With more than twenty years of history and many important findings, fMRI has demonstrated its key role in the examination of the brain functional connectivity. However, fMRI is very expensive, it has a low temporal resolution, and it restricts patients who have metal implanted devices. An alternative modality to study the brain networking is functional near-infrared spectroscopy (fNIRS). Compared to fMRI, fNIRS has a relatively low cost, a high temporal resolution, and no subject restriction. In addition, the fNIRS system is usually portable, which enables bedside monitoring13. Furthermore, in terms of the hemodynamic responses, while fMRI provides only information about blood oxygenation level dependent (BOLD) change, fNIRS provides more information including oxy-hemoglobin (HbO), deoxy-hemoglobin (Hb), and total hemoglobin (THb)14.

Apart from the resting-state connectivity, the sleep connectivity also plays an important role in understanding the brain functional connectivity. However, so far, there has been little work using either EEG, fMRI, or both to investigate the cerebral connectivity during sleep, and the results found from these papers are still controversial. While most studies demonstrated a decrease, decoupling, or breakdown of the DMN during sleep23,24, Larson-Prior et al. established the preservation of this network throughout all the examined arousal states25. Hence, further investigation of the sleep connectivity is needed. In this study, we collect fNIRS signals and examine the brain connectivity during the rest and sleep phases. According to our best knowledge, this is the first report on the cerebral functional connectivity in the sleep phase using fNIRS. We believe that the present work will help to interpret the spontaneous activity of the brain in the rest and sleep states.

In order to have a general view of the change of the connectivity in different states, we averaged the connectivity of the whole brain over all subjects. Though the threshold range was from 0.2 to 0.7, in Fig. 1, we displayed the brain map (calculated from HbO) with a threshold of 0.3 for the purpose of better visualizing the difference among states. After thresholding, the number of significant connections was high in the w-c and N1 states and lower in the w-o and N2 states in all networks. In addition, the somatosensory and its related networks altered most among the four states.

Figure 2 displays the averaged connection ratio (CR) from 18 subjects derived from HbO for 15 networks in four states. In all 15 networks, the CR was high in the w_c and N1 states and low in the w_o and N2 states. When the threshold was low (from 0.2 to 0.5), the ANOVA test and the post-hoc t-test were statistically significant in most networks (except the visual, temporal, and motor-temporal networks). However, with a high threshold, the number of the networks that had a significant difference in different states decreased. At the threshold of 0.6, the statistical tests revealed a significant difference in the frontal, somatosensory, and their related networks. Additionally, the threshold of 0.7 resulted in no statistically significant difference among the four states.
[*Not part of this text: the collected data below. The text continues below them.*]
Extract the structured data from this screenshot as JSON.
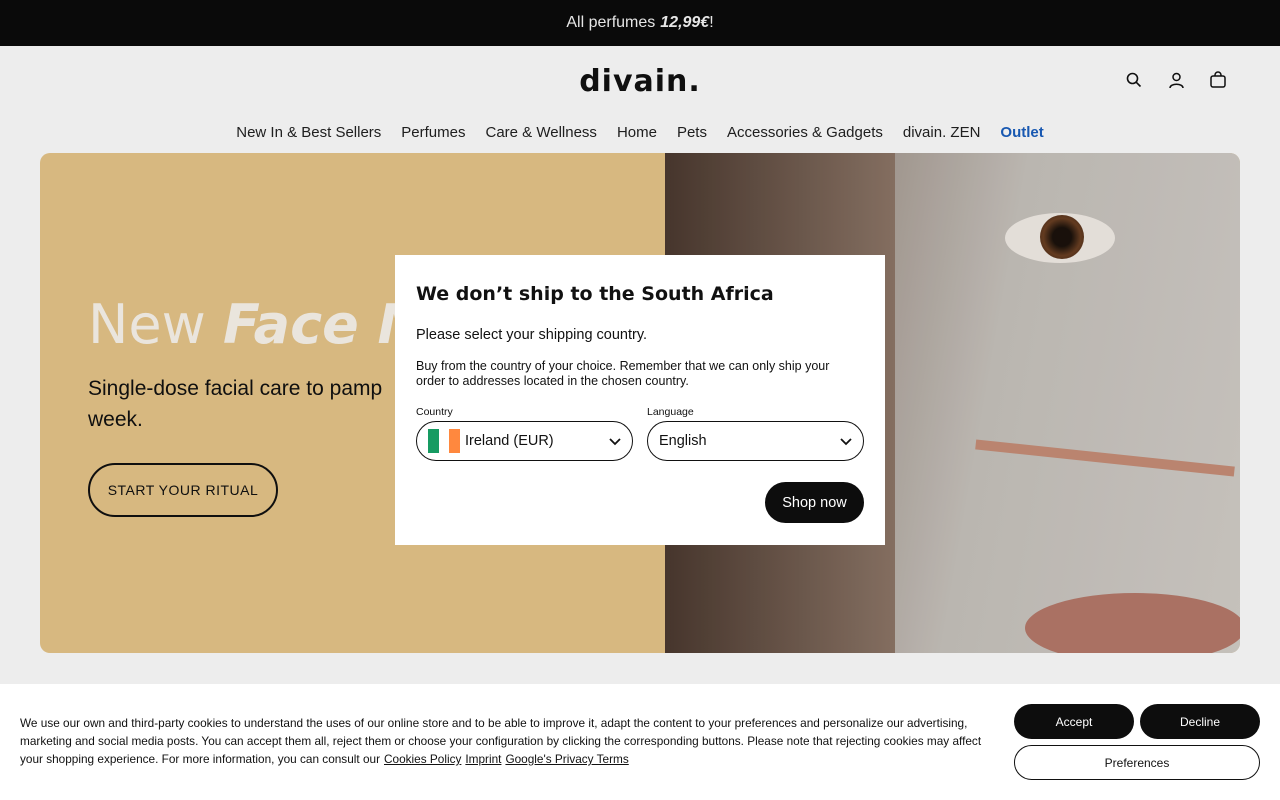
{
  "promo": {
    "text": "All perfumes",
    "price": "12,99€",
    "suffix": "!"
  },
  "header": {
    "logo": "divain.",
    "icons": [
      "search-icon",
      "account-icon",
      "cart-icon"
    ]
  },
  "nav": {
    "items": [
      "New In & Best Sellers",
      "Perfumes",
      "Care & Wellness",
      "Home",
      "Pets",
      "Accessories & Gadgets",
      "divain. ZEN"
    ],
    "highlight": "Outlet",
    "highlight_color": "#1a5fbf"
  },
  "hero": {
    "title_plain": "New",
    "title_emph": "Face M",
    "subtitle": "Single-dose facial care to pamp week.",
    "subtitle_line1": "Single-dose facial care to pamp",
    "subtitle_line2": "week.",
    "button": "START YOUR RITUAL",
    "bg_color": "#e8c68a"
  },
  "modal": {
    "title": "We don’t ship to the South Africa",
    "lead": "Please select your shipping country.",
    "body": "Buy from the country of your choice. Remember that we can only ship your order to addresses located in the chosen country.",
    "country_label": "Country",
    "country_value": "Ireland (EUR)",
    "language_label": "Language",
    "language_value": "English",
    "submit": "Shop now"
  },
  "cookies": {
    "text": "We use our own and third-party cookies to understand the uses of our online store and to be able to improve it, adapt the content to your preferences and personalize our advertising, marketing and social media posts. You can accept them all, reject them or choose your configuration by clicking the corresponding buttons. Please note that rejecting cookies may affect your shopping experience. For more information, you can consult our",
    "links": [
      "Cookies Policy",
      "Imprint",
      "Google's Privacy Terms"
    ],
    "accept": "Accept",
    "decline": "Decline",
    "preferences": "Preferences"
  }
}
Similar to the CR derived from HbO, the CR derived from Hb was high in the w_c and N1 states and low in the w_o and N2 states for all networks with all thresholds (Fig. 3). When the threshold was 0.2, the statistical tests were significant in all networks. However, the higher the threshold was, the less the number of the networks, which were significantly different among states, was. At 0.5 threshold, the significant difference was found in the somatosensory, visual, and their related networks. The threshold of 0.6 and 0.7 revealed no significant difference in any networks.
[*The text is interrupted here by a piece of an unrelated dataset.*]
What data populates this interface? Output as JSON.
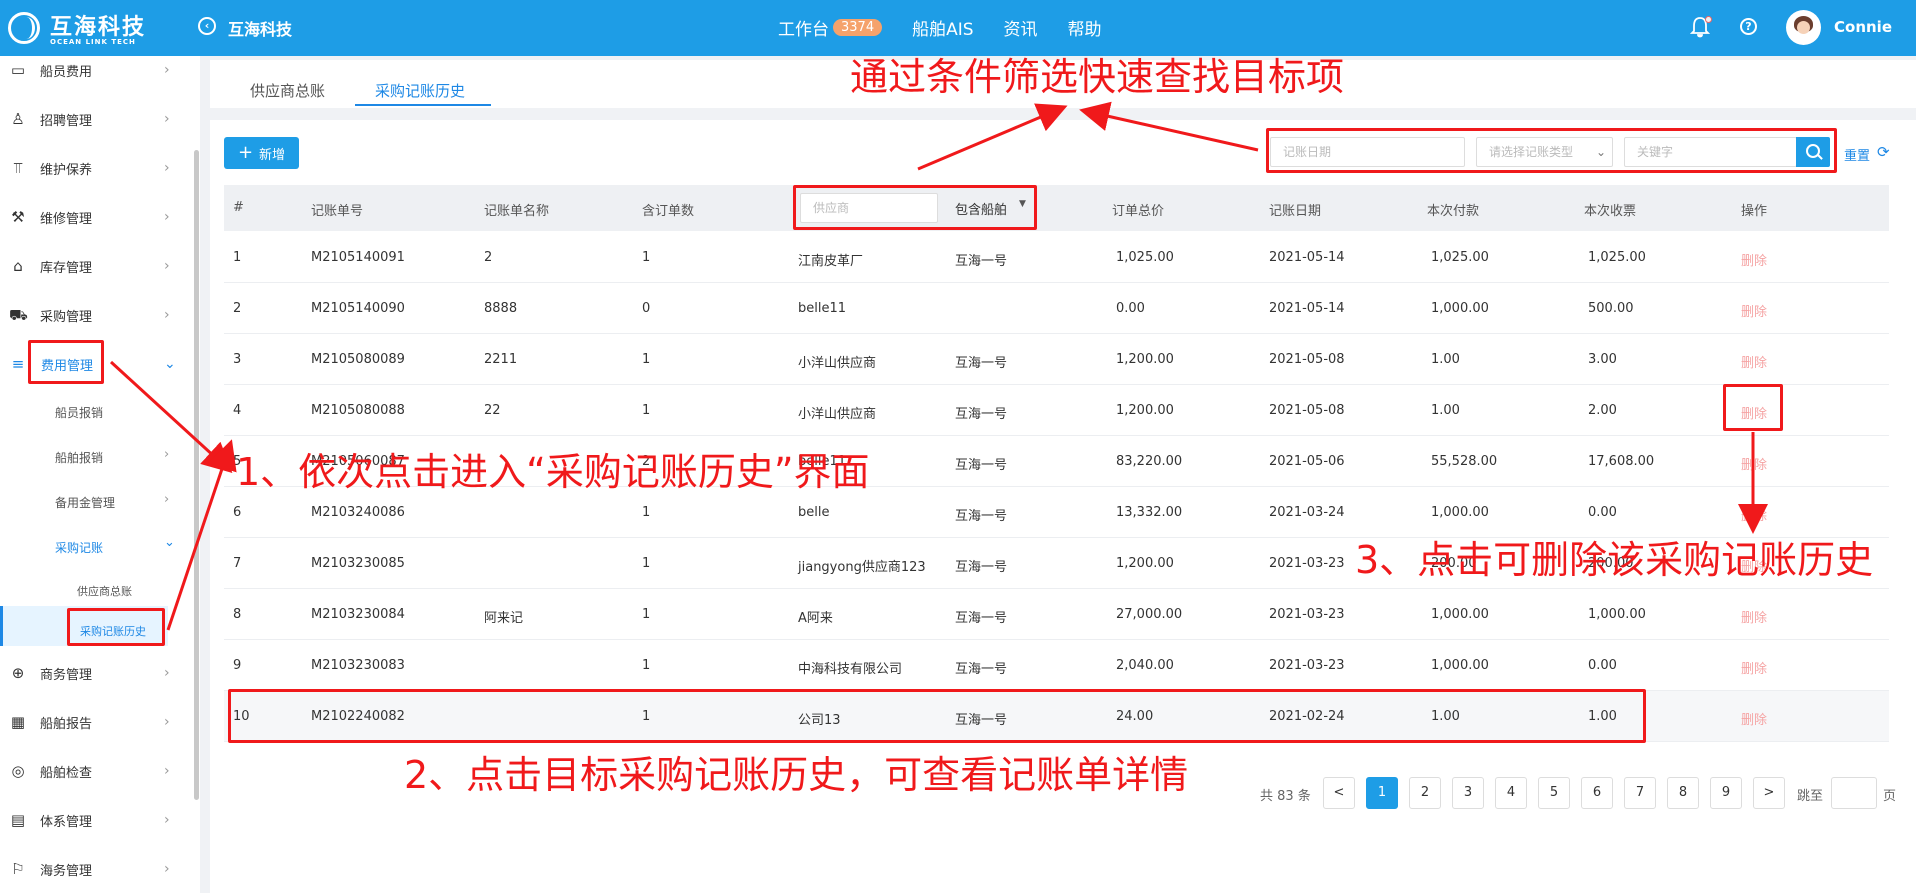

In agreement with the other two hemodynamic responses, the CR derived from THb was highest in the w_c and N1 states, lower in the w_o state, and lowest in the N2 state with all threshold values. The ANOVA test revealed no statistical significance in any networks. A figure plotting the averaged CR of 18 subjects in 15 networks derived from THb is added as the Supplementary Fig. 1.

In all networks, the connection strength (CS) derived from HbO was similar between the w_c and N1 states, lower in the w_o state, and lowest in the N2 state (Fig. 4a). The ANOVA tests were statistically significant in the frontal, somatosensory, and their related networks. The post-hoc t-test revealed a significantly higher CS in the w_c state compared to the w_o states in these networks.

In agreement with the CR, the CS derived from Hb was high in the w_c and N1 states and low in the other two states for all networks (Fig. 4b). The ANOVA tests were statistically significant in the somatosensory, visual, somatosensory-related, and motor-temporal networks. The post-hoc t-test revealed a significantly higher CS in the w_c state than in the w_o state in the somatosensory, visual, and somatosensory-related networks. In addition, the CS in the N1 state was statistically significantly stronger than the CS in the N2 state in the motor-temporal and temporal-somatosensory networks.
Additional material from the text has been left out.